In Taiwan, the Sixian dialect is the most spoken dialect spoken by the Hakkas, and following is the Hailu dialect (Sixian Hakka Romanization System: hoiˋ liug kiongˊ). The Hailu dialect originates in Huizhou fu (present-day Huizhou and Shanwei) in mainland China, so it is also sometimes called the Huizhou dialect. Since there are many Hakka dialects in Taiwan, when Taiwanese Hakkas interact with each other, there may be influences from other dialects, forming a dialect between the Sixian and Hailu dialects called the Si-Hai dialect (or Hai-Si dialect). The Sihai dialect is not a particular accent, but is just formed because of the interaction between different Hakka groups. Taiwanese Hakka can generally be classified under the Yue-Tai dialects, which are also called the Si-Hai dialects.

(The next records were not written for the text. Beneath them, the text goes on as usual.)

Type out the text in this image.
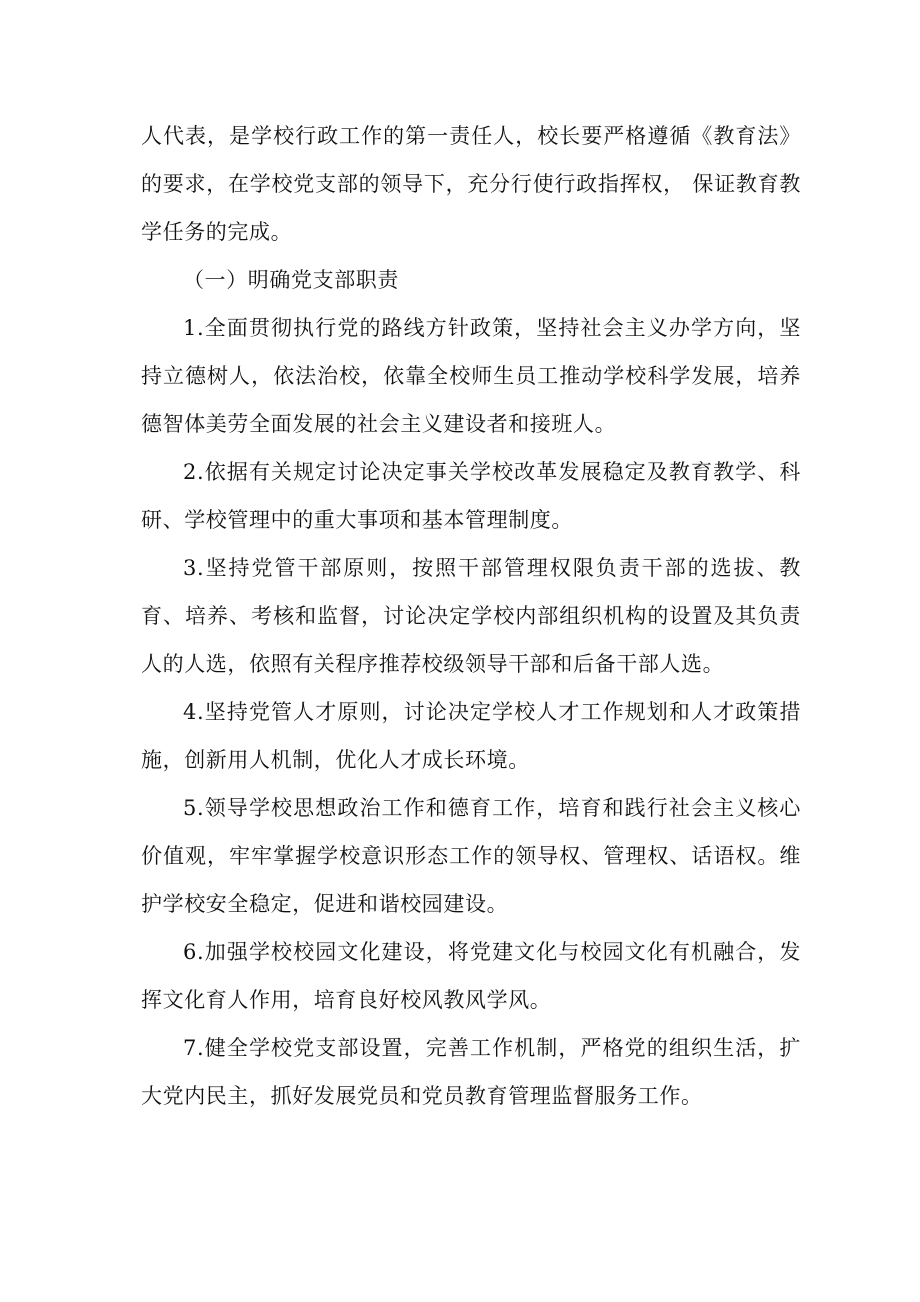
人代表，是学校行政工作的第一责任人，校长要严格遵循《教育法》的要求，在学校党支部的领导下，充分行使行政指挥权， 保证教育教学任务的完成。

（一）明确党支部职责

1.全面贯彻执行党的路线方针政策，坚持社会主义办学方向，坚持立德树人，依法治校，依靠全校师生员工推动学校科学发展，培养德智体美劳全面发展的社会主义建设者和接班人。

2.依据有关规定讨论决定事关学校改革发展稳定及教育教学、科研、学校管理中的重大事项和基本管理制度。

3.坚持党管干部原则，按照干部管理权限负责干部的选拔、教育、培养、考核和监督，讨论决定学校内部组织机构的设置及其负责人的人选，依照有关程序推荐校级领导干部和后备干部人选。

4.坚持党管人才原则，讨论决定学校人才工作规划和人才政策措施，创新用人机制，优化人才成长环境。

5.领导学校思想政治工作和德育工作，培育和践行社会主义核心价值观，牢牢掌握学校意识形态工作的领导权、管理权、话语权。维护学校安全稳定，促进和谐校园建设。

6.加强学校校园文化建设，将党建文化与校园文化有机融合，发挥文化育人作用，培育良好校风教风学风。

7.健全学校党支部设置，完善工作机制，严格党的组织生活，扩大党内民主，抓好发展党员和党员教育管理监督服务工作。
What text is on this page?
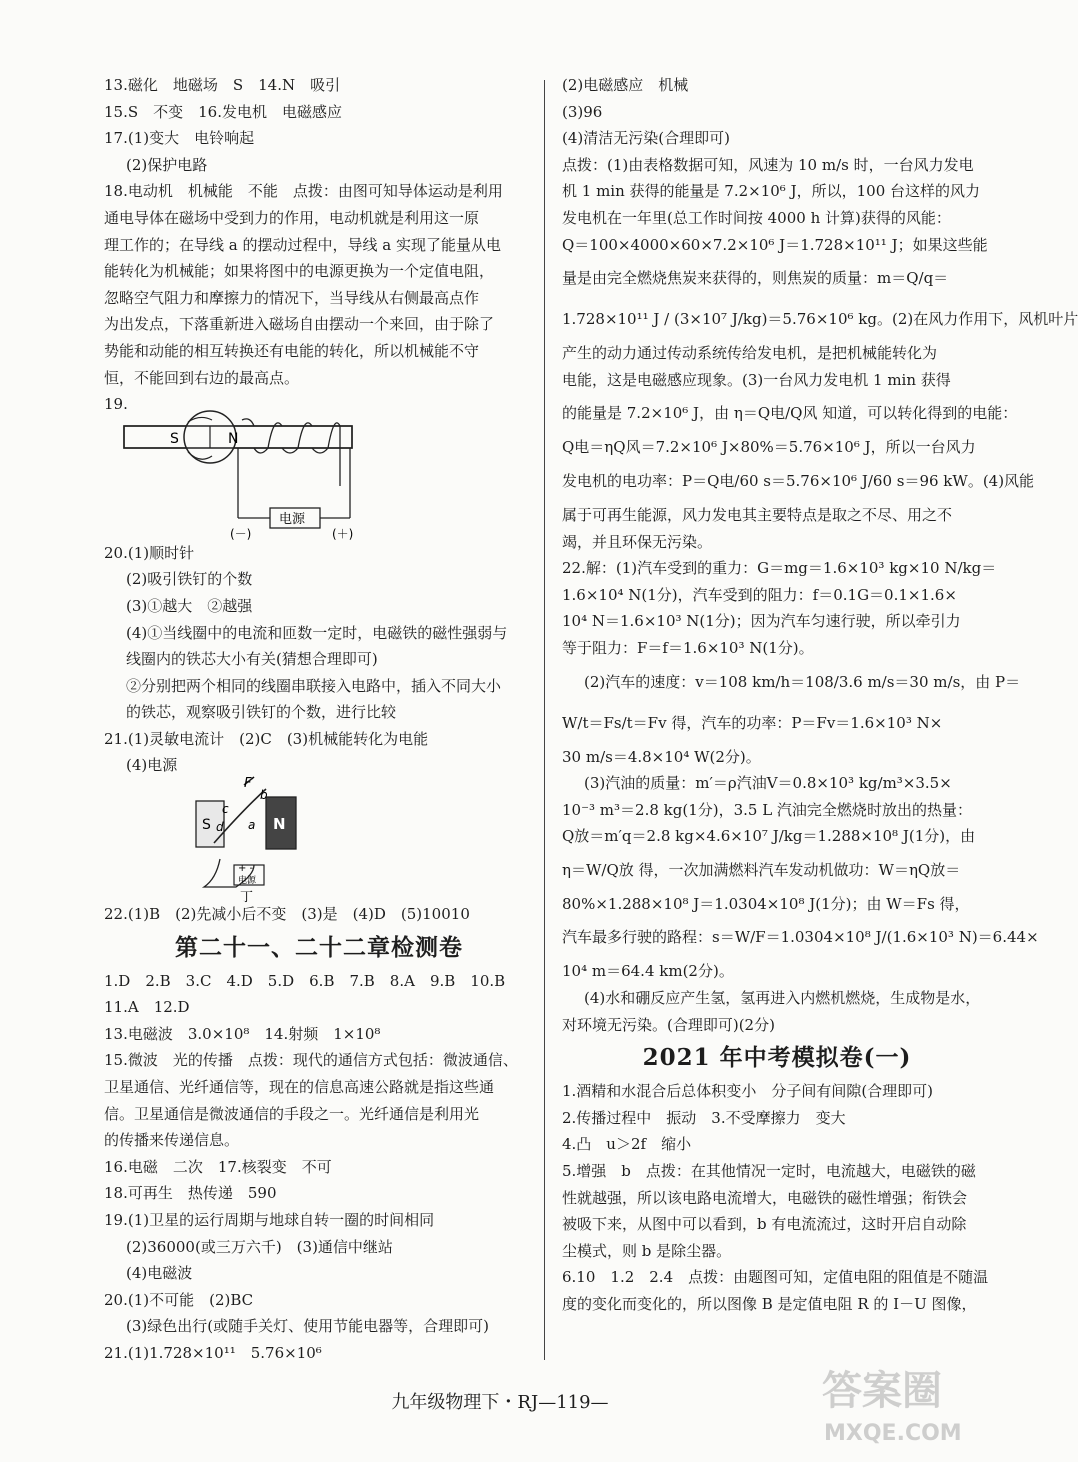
13.磁化　地磁场　S　14.N　吸引
15.S　不变　16.发电机　电磁感应
17.(1)变大　电铃响起
(2)保护电路
18.电动机　机械能　不能　点拨：由图可知导体运动是利用
通电导体在磁场中受到力的作用，电动机就是利用这一原
理工作的；在导线 a 的摆动过程中，导线 a 实现了能量从电
能转化为机械能；如果将图中的电源更换为一个定值电阻，
忽略空气阻力和摩擦力的情况下，当导线从右侧最高点作
为出发点，下落重新进入磁场自由摆动一个来回，由于除了
势能和动能的相互转换还有电能的转化，所以机械能不守
恒，不能回到右边的最高点。
19.
S	N
电源
(－)	(＋)
20.(1)顺时针
(2)吸引铁钉的个数
(3)①越大　②越强
(4)①当线圈中的电流和匝数一定时，电磁铁的磁性强弱与
线圈内的铁芯大小有关(猜想合理即可)
②分别把两个相同的线圈串联接入电路中，插入不同大小
的铁芯，观察吸引铁钉的个数，进行比较
21.(1)灵敏电流计　(2)C　(3)机械能转化为电能
(4)电源
F′
b
c
d a
S	N
+ -
电源
丁
22.(1)B　(2)先减小后不变　(3)是　(4)D　(5)10010
第二十一、二十二章检测卷
1.D　2.B　3.C　4.D　5.D　6.B　7.B　8.A　9.B　10.B
11.A　12.D
13.电磁波　3.0×10⁸　14.射频　1×10⁸
15.微波　光的传播　点拨：现代的通信方式包括：微波通信、
卫星通信、光纤通信等，现在的信息高速公路就是指这些通
信。卫星通信是微波通信的手段之一。光纤通信是利用光
的传播来传递信息。
16.电磁　二次　17.核裂变　不可
18.可再生　热传递　590
19.(1)卫星的运行周期与地球自转一圈的时间相同
(2)36000(或三万六千)　(3)通信中继站
(4)电磁波
20.(1)不可能　(2)BC
(3)绿色出行(或随手关灯、使用节能电器等，合理即可)
21.(1)1.728×10¹¹　5.76×10⁶
(2)电磁感应　机械
(3)96
(4)清洁无污染(合理即可)
点拨：(1)由表格数据可知，风速为 10 m/s 时，一台风力发电
机 1 min 获得的能量是 7.2×10⁶ J，所以，100 台这样的风力
发电机在一年里(总工作时间按 4000 h 计算)获得的风能：
Q＝100×4000×60×7.2×10⁶ J＝1.728×10¹¹ J；如果这些能
量是由完全燃烧焦炭来获得的，则焦炭的质量：m＝Q/q＝
1.728×10¹¹ J / (3×10⁷ J/kg)＝5.76×10⁶ kg。(2)在风力作用下，风机叶片
产生的动力通过传动系统传给发电机，是把机械能转化为
电能，这是电磁感应现象。(3)一台风力发电机 1 min 获得
的能量是 7.2×10⁶ J，由 η＝Q电/Q风 知道，可以转化得到的电能：
Q电＝ηQ风＝7.2×10⁶ J×80%＝5.76×10⁶ J，所以一台风力
发电机的电功率：P＝Q电/60 s＝5.76×10⁶ J/60 s＝96 kW。(4)风能
属于可再生能源，风力发电其主要特点是取之不尽、用之不
竭，并且环保无污染。
22.解：(1)汽车受到的重力：G＝mg＝1.6×10³ kg×10 N/kg＝
1.6×10⁴ N(1分)，汽车受到的阻力：f＝0.1G＝0.1×1.6×
10⁴ N＝1.6×10³ N(1分)；因为汽车匀速行驶，所以牵引力
等于阻力：F＝f＝1.6×10³ N(1分)。
(2)汽车的速度：v＝108 km/h＝108/3.6 m/s＝30 m/s，由 P＝
W/t＝Fs/t＝Fv 得，汽车的功率：P＝Fv＝1.6×10³ N×
30 m/s＝4.8×10⁴ W(2分)。
(3)汽油的质量：m′＝ρ汽油V＝0.8×10³ kg/m³×3.5×
10⁻³ m³＝2.8 kg(1分)，3.5 L 汽油完全燃烧时放出的热量：
Q放＝m′q＝2.8 kg×4.6×10⁷ J/kg＝1.288×10⁸ J(1分)，由
η＝W/Q放 得，一次加满燃料汽车发动机做功：W＝ηQ放＝
80%×1.288×10⁸ J＝1.0304×10⁸ J(1分)；由 W＝Fs 得，
汽车最多行驶的路程：s＝W/F＝1.0304×10⁸ J/(1.6×10³ N)＝6.44×
10⁴ m＝64.4 km(2分)。
(4)水和硼反应产生氢，氢再进入内燃机燃烧，生成物是水，
对环境无污染。(合理即可)(2分)
2021 年中考模拟卷(一)
1.酒精和水混合后总体积变小　分子间有间隙(合理即可)
2.传播过程中　振动　3.不受摩擦力　变大
4.凸　u＞2f　缩小
5.增强　b　点拨：在其他情况一定时，电流越大，电磁铁的磁
性就越强，所以该电路电流增大，电磁铁的磁性增强；衔铁会
被吸下来，从图中可以看到，b 有电流流过，这时开启自动除
尘模式，则 b 是除尘器。
6.10　1.2　2.4　点拨：由题图可知，定值电阻的阻值是不随温
度的变化而变化的，所以图像 B 是定值电阻 R 的 I－U 图像，
九年级物理下・RJ—119—	答案圈
MXQE.COM
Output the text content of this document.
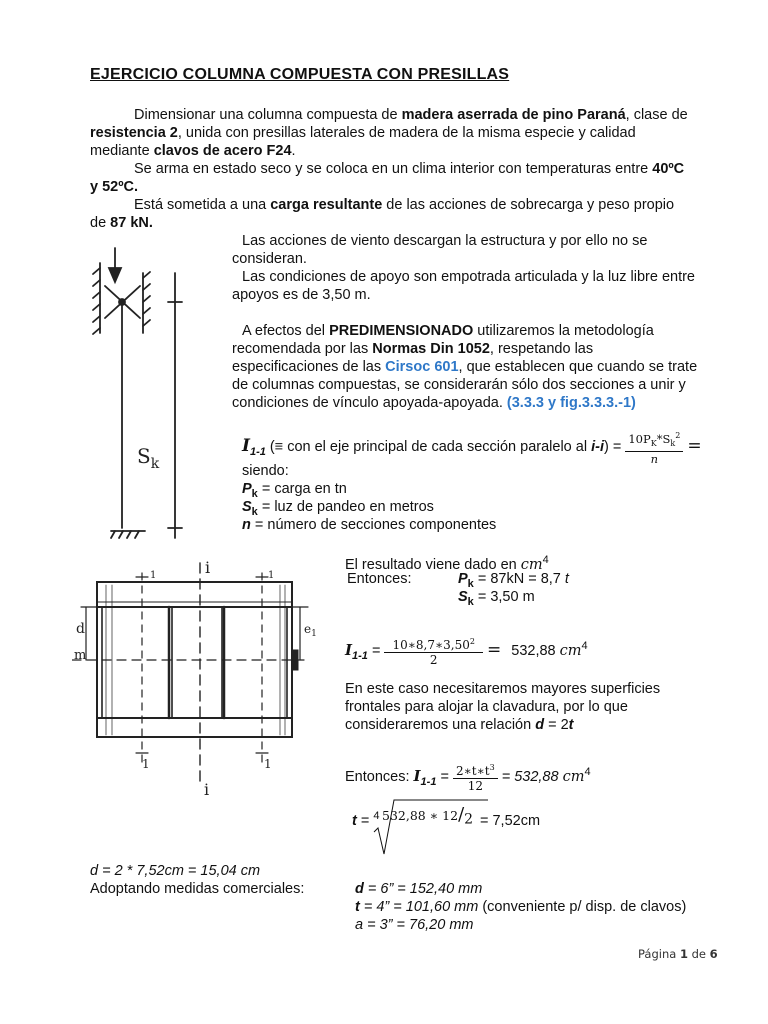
EJERCICIO COLUMNA COMPUESTA CON PRESILLAS
Dimensionar una columna compuesta de madera aserrada de pino Paraná, clase de
resistencia 2, unida con presillas laterales de madera de la misma especie y calidad
mediante clavos de acero F24.
Se arma en estado seco y se coloca en un clima interior con temperaturas entre 40ºC
y 52ºC.
Está sometida a una carga resultante de las acciones de sobrecarga y peso propio
de 87 kN.
$S_k$
Las acciones de viento descargan la estructura y por ello no se
consideran.
Las condiciones de apoyo son empotrada articulada y la luz libre entre
apoyos es de 3,50 m.
A efectos del PREDIMENSIONADO utilizaremos la metodología
recomendada por las Normas Din 1052, respetando las
especificaciones de las Cirsoc 601, que establecen que cuando se trate
de columnas compuestas, se considerarán sólo dos secciones a unir y
condiciones de vínculo apoyada-apoyada. (3.3.3 y fig.3.3.3.-1)
$I_{1-1}$ (≡ con el eje principal de cada sección paralelo al $i-i) = \frac{10P_K*S_k^2}{n}$ =
siendo:
$P_k$ = carga en tn
$S_k$ = luz de pandeo en metros
n = número de secciones componentes
i
1	1
d
m
$e_1$
1	1
i
El resultado viene dado en $cm^4$
Entonces:	$P_k = 87kN = 8,7$ t
$S_k = 3,50$ m
$I_{1-1} = \frac{10∗8,7∗3,50^2}{2} = 532,88$ $cm^4$
En este caso necesitaremos mayores superficies
frontales para alojar la clavadura, por lo que
consideraremos una relación d = 2t
Entonces: $I_{1-1} = \frac{2∗t∗t^3}{12} = 532,88$ $cm^4$
t = $^4$ 532,88 ∗ $12/_2 = 7,52cm$
d = 2 * 7,52cm = 15,04 cm
Adoptando medidas comerciales:	d = 6” = 152,40 mm
t = 4” = 101,60 mm (conveniente p/ disp. de clavos)
a = 3” = 76,20 mm
Página 1 de 6
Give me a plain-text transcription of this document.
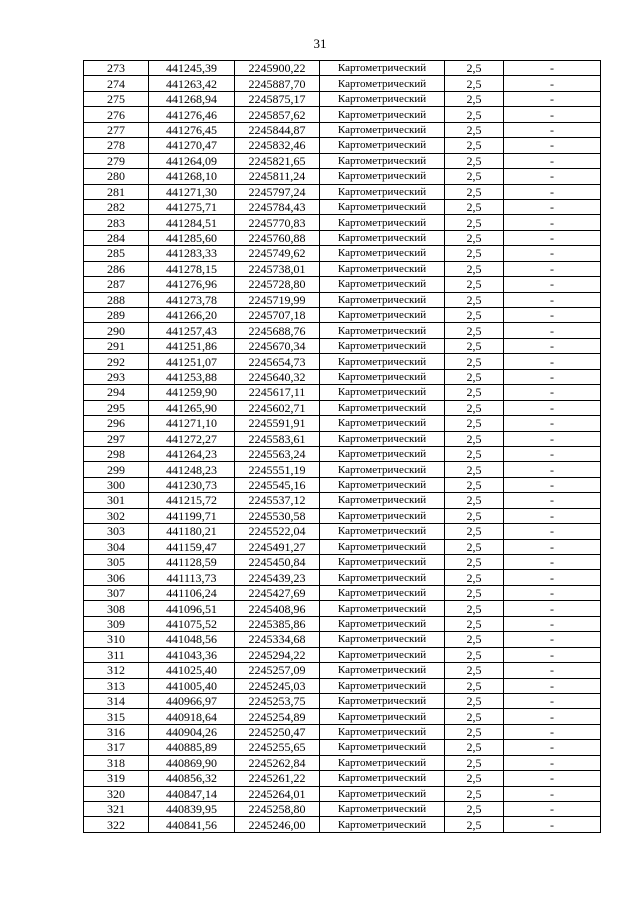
31
273	441245,39	2245900,22	Картометрический	2,5	-
274	441263,42	2245887,70	Картометрический	2,5	-
275	441268,94	2245875,17	Картометрический	2,5	-
276	441276,46	2245857,62	Картометрический	2,5	-
277	441276,45	2245844,87	Картометрический	2,5	-
278	441270,47	2245832,46	Картометрический	2,5	-
279	441264,09	2245821,65	Картометрический	2,5	-
280	441268,10	2245811,24	Картометрический	2,5	-
281	441271,30	2245797,24	Картометрический	2,5	-
282	441275,71	2245784,43	Картометрический	2,5	-
283	441284,51	2245770,83	Картометрический	2,5	-
284	441285,60	2245760,88	Картометрический	2,5	-
285	441283,33	2245749,62	Картометрический	2,5	-
286	441278,15	2245738,01	Картометрический	2,5	-
287	441276,96	2245728,80	Картометрический	2,5	-
288	441273,78	2245719,99	Картометрический	2,5	-
289	441266,20	2245707,18	Картометрический	2,5	-
290	441257,43	2245688,76	Картометрический	2,5	-
291	441251,86	2245670,34	Картометрический	2,5	-
292	441251,07	2245654,73	Картометрический	2,5	-
293	441253,88	2245640,32	Картометрический	2,5	-
294	441259,90	2245617,11	Картометрический	2,5	-
295	441265,90	2245602,71	Картометрический	2,5	-
296	441271,10	2245591,91	Картометрический	2,5	-
297	441272,27	2245583,61	Картометрический	2,5	-
298	441264,23	2245563,24	Картометрический	2,5	-
299	441248,23	2245551,19	Картометрический	2,5	-
300	441230,73	2245545,16	Картометрический	2,5	-
301	441215,72	2245537,12	Картометрический	2,5	-
302	441199,71	2245530,58	Картометрический	2,5	-
303	441180,21	2245522,04	Картометрический	2,5	-
304	441159,47	2245491,27	Картометрический	2,5	-
305	441128,59	2245450,84	Картометрический	2,5	-
306	441113,73	2245439,23	Картометрический	2,5	-
307	441106,24	2245427,69	Картометрический	2,5	-
308	441096,51	2245408,96	Картометрический	2,5	-
309	441075,52	2245385,86	Картометрический	2,5	-
310	441048,56	2245334,68	Картометрический	2,5	-
311	441043,36	2245294,22	Картометрический	2,5	-
312	441025,40	2245257,09	Картометрический	2,5	-
313	441005,40	2245245,03	Картометрический	2,5	-
314	440966,97	2245253,75	Картометрический	2,5	-
315	440918,64	2245254,89	Картометрический	2,5	-
316	440904,26	2245250,47	Картометрический	2,5	-
317	440885,89	2245255,65	Картометрический	2,5	-
318	440869,90	2245262,84	Картометрический	2,5	-
319	440856,32	2245261,22	Картометрический	2,5	-
320	440847,14	2245264,01	Картометрический	2,5	-
321	440839,95	2245258,80	Картометрический	2,5	-
322	440841,56	2245246,00	Картометрический	2,5	-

The Sixian, Hailu, Changle, Dabu and Raoping dialects all come from Guangdong, China, so Taiwanese Hakkas trace back their origins to Guangdong. Even Hakkas from Tingzhou fu, Fujian, consider themselves to be from Yuedong (Guangdong). Therefore, there is a parallel between "Yuedong Hakkas" and "Minnan Hoklos". Taiwanese Hakka dialects from Fujian include the Yongding, Zhao'an and Tingzhou dialects. The Yongding dialect originates in the Yongding, Shanghang and Wuping Counties of Tingzhou fu. Its phonology is close to Yuedong dialects (e.g. Sixian and Dabu dialects). The Tingzhou dialect originates in the Changting, Ninghua, Qingliu, Guihua and Liancheng Counties of Tingzhou fu. The Zhao'an dialect originates in the Zhao'an, Pinghe, Nanjing and Hua'an Counties of Zhangzhou fu. The Zhao'an and Tingzhou dialects are quite different from the Yue-Tai (Si-Hai) dialects, making them unique in Taiwan.